Shi Mingjun, a professor at the academy's Research Center on Fictitious Economy & Data Science, said the cost of such things as the exploitation of natural resources, ecological degradation and environmental pollution was 2.75 trillion yuan in 2005, or 13.9 percent of the total output for the year.
The growth in GDP for the year was 2.24 trillion yuan.
"If we calculate the real cost to the environment and natural resources, the losses are greater than the gains," he said.
"And as the nation's growth pattern has changed little over the past two years, the conclusions are likely to be the same for 2006 and 2007," he said.
Shi and his team began researching the issue in early 2006. Over the following two years, they managed to calculate the monetary value of the natural resources consumed in 2005, as well as the cost of the pollution and ecological degradation over the year.
Most of the calculations are based on official figures, and Shi said the team tended to choose the most conservative ones, so as to not "exaggerate the results".
The results validate the view that China's economic growth has relied mainly on the input of natural resources and is causing enormous environmental losses, Shi said.
"Such a growth model is unsustainable."
Thanks largely to its manufacturing powerhouses in coastal regions, China is the fastest-growing major economy in the world.
However, its growth has come at a high price to natural resources and the environment, which led the government to launch a drive to change its development pattern.
In 2005, authorities conducted a pilot project to calculate the "Green GDP", which was designed to gauge real economic growth by deducting the cost of environmental pollution.
The first figures were released in September 2006, and showed an economic loss in 2004 of 511.8 billion yuan, or 3.05 percent of the nation's GDP for that year.

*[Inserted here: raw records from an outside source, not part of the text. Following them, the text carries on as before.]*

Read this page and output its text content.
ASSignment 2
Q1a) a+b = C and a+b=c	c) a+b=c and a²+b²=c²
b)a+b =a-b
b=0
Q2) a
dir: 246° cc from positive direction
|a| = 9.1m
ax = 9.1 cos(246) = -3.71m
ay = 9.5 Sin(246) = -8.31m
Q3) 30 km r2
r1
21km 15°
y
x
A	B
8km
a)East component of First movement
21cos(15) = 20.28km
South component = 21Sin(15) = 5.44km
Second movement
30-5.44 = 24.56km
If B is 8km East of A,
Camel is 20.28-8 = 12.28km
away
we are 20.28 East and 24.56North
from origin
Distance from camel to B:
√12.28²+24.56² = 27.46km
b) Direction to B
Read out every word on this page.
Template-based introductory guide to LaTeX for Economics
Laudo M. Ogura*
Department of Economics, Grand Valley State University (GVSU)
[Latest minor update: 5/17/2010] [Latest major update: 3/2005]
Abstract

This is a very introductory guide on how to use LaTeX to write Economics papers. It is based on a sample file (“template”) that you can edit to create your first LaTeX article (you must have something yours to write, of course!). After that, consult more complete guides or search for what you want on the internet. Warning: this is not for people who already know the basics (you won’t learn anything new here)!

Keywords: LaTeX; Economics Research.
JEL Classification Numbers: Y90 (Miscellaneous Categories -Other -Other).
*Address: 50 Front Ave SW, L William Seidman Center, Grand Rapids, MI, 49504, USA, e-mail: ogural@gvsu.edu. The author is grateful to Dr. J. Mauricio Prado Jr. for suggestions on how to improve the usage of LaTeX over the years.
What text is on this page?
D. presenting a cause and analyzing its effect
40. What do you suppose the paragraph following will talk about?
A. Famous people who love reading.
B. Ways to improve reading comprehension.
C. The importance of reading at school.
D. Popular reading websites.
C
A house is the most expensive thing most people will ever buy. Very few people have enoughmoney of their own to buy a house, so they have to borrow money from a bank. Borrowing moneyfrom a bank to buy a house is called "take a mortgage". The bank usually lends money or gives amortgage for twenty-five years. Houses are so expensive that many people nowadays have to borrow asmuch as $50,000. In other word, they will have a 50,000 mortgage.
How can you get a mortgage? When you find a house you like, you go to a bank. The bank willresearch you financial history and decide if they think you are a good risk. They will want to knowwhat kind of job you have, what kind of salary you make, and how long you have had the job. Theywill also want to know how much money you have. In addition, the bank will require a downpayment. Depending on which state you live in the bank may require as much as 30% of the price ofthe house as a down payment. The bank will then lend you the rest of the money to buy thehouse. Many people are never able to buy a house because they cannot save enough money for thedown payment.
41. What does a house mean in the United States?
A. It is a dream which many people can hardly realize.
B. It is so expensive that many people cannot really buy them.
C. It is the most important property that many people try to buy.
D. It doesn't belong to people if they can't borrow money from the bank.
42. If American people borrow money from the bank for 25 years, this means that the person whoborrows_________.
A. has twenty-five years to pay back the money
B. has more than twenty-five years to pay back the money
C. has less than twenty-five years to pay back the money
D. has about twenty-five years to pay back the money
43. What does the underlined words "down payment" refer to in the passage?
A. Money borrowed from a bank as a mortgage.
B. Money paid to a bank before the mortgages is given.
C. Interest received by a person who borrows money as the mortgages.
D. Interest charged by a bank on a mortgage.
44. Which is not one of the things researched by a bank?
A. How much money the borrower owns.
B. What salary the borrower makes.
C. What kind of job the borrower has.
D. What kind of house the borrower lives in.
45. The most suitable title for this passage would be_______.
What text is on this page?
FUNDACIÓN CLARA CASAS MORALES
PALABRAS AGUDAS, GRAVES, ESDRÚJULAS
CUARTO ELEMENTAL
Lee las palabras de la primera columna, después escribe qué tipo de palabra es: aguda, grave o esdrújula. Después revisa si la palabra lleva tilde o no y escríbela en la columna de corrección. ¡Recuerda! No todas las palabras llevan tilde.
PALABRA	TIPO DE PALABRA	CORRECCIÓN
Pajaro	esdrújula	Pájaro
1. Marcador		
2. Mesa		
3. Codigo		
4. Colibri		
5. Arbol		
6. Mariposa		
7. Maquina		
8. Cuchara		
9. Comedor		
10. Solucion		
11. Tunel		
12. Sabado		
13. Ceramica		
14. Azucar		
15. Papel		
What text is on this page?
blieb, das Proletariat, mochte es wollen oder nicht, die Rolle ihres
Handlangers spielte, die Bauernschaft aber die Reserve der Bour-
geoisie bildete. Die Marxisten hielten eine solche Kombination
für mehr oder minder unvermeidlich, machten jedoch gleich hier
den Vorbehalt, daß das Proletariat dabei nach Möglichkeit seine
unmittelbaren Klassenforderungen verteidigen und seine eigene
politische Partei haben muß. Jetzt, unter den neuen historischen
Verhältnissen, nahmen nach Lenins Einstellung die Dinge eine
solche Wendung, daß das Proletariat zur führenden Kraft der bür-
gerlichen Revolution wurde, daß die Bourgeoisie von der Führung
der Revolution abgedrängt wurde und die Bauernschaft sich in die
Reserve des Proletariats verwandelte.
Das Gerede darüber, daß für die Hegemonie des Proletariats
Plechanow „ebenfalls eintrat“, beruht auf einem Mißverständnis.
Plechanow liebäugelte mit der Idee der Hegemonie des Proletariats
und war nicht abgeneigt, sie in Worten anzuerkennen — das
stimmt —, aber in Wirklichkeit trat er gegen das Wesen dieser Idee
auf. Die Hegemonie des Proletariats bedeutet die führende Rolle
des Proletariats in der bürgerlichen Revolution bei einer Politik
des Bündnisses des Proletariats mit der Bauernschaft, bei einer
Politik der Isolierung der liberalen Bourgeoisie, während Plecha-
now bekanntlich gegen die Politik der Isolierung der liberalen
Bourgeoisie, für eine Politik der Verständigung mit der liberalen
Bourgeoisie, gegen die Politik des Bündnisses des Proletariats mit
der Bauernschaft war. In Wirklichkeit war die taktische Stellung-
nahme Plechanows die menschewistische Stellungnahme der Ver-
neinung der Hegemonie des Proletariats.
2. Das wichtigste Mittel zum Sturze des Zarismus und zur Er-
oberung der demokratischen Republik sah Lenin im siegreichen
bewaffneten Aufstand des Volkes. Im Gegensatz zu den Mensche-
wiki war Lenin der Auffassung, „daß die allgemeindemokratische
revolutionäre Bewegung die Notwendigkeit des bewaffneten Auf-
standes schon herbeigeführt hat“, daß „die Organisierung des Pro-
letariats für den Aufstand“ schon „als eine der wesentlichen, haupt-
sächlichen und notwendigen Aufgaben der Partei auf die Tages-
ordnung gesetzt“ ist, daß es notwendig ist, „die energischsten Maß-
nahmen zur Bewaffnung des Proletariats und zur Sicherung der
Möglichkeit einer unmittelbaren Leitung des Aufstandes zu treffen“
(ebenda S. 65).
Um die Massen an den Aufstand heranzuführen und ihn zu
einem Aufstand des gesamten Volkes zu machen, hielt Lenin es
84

Earlier reports have suggested the reason why the Ministry of Environmental Protection and the National Bureau of Statistics have yet to release figures for Green GDP for 2005 is because some local governments are opposed to the publication of such disappointing results.
"Our findings are largely consistent with the official figures for 2005, although they calculated only the cost of pollution," Shi said.
He said he had discussed his report with officials from the environment ministry.